Pertumbuhan ekonomi Indonesia dinyatakan relatif tinggi padahal masyarakatnya sebagian besar masih miskin, artinya terjadi kesenjangan ekonomi yang cukup besar di masyarakat. Pendapatan dan aset kelompok masyarakat kaya dan sangat kaya saat ini terus-menerus meningkat secara signifikan padahal populasi mereka sangatlah kecil, tidak lebih dari 5% penduduk Indonesia. Sementara pendapatan kelompok masyarakat miskin berkurang terus secara signifikan padahal populasi mereka sangatlah besar, lebih dari 60% penduduk. Secara rata-rata nasional, jika dihitung berdasarkan statistik, terjadi kenaikan pendapatan nasional dan pertumbuhan ekonomi, namun pada kenyataannya tidak terjadi peningkatan kesejahteraan nasional, bahkan yang terjadi sebenarnya adalah peningkatan kesenjangan nasional. Hal ini tentunya tidak diinginkan karena kesenjangan yang besar akan dapat mengganggu stabilitas nasional.

Gambaran tersebut menunjukkan betapa data statistik dapat memberi informasi yang distortif dan menyesatkan, yang tidak menunjukkan keadaan masyarakat yang sebenarnya. Untuk menghindarkan pengambilan kebijakan yang salah, penggunaan data statistik harus dicermati dan diwaspadai. Data statistik tidak seharusnya digunakan mentah-mentah untuk penetapan kebijakan yang bersifat nasional. Data statistik seharusnya hanya digunakan sebagai alat bantu untuk melihat tren perkembangan secara makro dan untuk melakukan ekstrapolasi makro atau prediksi makro.

Upaya mengatasi kesenjangan
Dalam hal program pengentasan kemiskinan, data yang digunakan adalah data kemiskinan yang diperoleh Badan Pusat Statistik (BPS).
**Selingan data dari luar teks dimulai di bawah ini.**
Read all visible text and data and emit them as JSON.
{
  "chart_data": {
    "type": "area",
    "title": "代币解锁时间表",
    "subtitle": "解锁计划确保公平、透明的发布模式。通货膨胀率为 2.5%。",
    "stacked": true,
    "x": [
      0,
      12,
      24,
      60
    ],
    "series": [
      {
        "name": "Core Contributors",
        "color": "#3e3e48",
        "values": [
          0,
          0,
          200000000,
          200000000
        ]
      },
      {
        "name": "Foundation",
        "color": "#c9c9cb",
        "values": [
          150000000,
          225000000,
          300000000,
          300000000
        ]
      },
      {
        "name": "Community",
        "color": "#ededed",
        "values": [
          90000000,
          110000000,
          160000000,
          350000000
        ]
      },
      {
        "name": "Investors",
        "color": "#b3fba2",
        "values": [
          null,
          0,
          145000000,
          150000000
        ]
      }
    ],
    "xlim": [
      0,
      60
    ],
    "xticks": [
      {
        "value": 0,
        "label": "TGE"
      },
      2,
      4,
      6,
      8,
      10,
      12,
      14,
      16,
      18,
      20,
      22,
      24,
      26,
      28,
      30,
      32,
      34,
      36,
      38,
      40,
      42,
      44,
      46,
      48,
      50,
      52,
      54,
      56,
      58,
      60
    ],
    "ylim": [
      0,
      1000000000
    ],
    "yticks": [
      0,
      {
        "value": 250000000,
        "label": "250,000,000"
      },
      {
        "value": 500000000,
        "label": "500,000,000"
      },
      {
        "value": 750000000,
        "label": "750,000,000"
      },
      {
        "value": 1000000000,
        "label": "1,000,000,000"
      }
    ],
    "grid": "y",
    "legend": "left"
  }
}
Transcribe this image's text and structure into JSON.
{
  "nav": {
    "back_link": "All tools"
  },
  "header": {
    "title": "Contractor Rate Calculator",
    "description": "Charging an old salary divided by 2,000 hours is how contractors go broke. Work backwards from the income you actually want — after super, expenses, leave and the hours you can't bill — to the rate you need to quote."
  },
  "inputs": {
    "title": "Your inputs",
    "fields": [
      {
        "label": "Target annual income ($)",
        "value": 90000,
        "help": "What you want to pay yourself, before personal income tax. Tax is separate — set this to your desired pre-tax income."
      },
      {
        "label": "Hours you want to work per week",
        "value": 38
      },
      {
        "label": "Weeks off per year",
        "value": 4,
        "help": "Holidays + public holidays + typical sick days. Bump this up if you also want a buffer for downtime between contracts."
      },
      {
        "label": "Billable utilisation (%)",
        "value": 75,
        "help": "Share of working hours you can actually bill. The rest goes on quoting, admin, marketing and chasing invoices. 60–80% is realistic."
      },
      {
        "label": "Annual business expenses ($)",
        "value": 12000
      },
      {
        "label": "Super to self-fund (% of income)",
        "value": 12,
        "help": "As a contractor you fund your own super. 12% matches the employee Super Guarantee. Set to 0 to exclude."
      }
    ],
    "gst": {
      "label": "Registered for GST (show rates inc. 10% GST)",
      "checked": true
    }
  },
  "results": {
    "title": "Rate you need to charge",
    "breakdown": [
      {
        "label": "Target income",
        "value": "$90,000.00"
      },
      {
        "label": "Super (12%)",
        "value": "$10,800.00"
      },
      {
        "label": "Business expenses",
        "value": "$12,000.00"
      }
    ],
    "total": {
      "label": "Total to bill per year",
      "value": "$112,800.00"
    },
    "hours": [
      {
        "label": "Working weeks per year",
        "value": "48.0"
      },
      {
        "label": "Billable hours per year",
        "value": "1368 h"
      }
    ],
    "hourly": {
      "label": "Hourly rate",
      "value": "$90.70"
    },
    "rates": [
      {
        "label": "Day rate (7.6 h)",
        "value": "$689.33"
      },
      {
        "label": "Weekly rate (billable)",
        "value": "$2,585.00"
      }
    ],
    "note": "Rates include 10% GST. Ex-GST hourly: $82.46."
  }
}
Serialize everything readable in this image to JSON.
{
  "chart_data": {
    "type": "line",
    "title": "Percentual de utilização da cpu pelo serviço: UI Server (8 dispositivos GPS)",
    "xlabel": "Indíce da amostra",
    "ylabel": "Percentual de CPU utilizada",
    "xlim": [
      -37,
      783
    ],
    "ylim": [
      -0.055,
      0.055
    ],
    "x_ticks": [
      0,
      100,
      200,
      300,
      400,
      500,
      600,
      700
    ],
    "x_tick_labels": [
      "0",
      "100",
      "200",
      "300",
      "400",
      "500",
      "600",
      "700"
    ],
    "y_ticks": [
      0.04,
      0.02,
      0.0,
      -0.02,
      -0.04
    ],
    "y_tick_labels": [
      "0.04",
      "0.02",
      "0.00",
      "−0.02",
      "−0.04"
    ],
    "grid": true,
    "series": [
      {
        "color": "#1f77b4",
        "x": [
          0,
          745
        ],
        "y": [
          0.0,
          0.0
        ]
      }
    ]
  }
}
Pertanyaannya adalah bagaimana ketajaman dan kecermatan BPS dalam menyusun data tersebut. Pada kenyataannya data BPS menunjukkan bahwa kemiskinan berkurang, padahal masyarakat miskin saat ini semakin menderita dan kemiskinan bertambah terus. Secara sederhana saja, kenaikan harga terus terjadi sedangkan pendapatan masyarakat miskin tidak lebih baik dari waktu ke waktu. Data statistik sangat bergantung pada cara penjaringan data dan jenis pertanyaan yang ditujukan kepada responden. Di sisi lain cara penjaringan data dapat diarahkan untuk kepentingan tertentu termasuk kepentingan politik. Dengan demikian sangat mungkin terjadi bahwa data statistik sangat bias dengan kepentingan tertentu sehingga menjadi tidak realistis. Para pengambil kebijakan kemudian hanya mengandalkan data BPS untuk kebijakan nasionalnya, dan karena data BPS tersebut tidak akurat, terjadilah kesenjangan di masyarakat.

Data statistik akan sangat bermakna apabila diterapkan pada komunitas yang homogen dengan distribusi normal, data tersebut akan dapat menggambarkan keadaan riil komunitas tersebut. Untuk Indonesia, sebagai negara yang majemuk dan yang kesenjangannya luar biasa, metode statistik harus diterapkan per komunitas yang homogen dengan distribusi normal. Dengan demikian, nantinya kebijakan nasional yang diambil berdasarkan data tersebut berlaku untuk komunitas yang bersangkutan. Artinya, kebijakan nasional pembangunan tidak harus seragam untuk seluruh wilayah, tetapi bersifat spesifik unik untuk tiap wilayah sesuai potensi dan keunikan masing-masing, yang seragam adalah tujuannya, yaitu menyejahterakan masyarakat. Kesejahteraan masyarakat hanya dapat diatasi dengan meminimalkan kesenjangan sosial, dan ini hanya dapat diwujudkan jika menggunakan data dan informasi riil di masyarakat.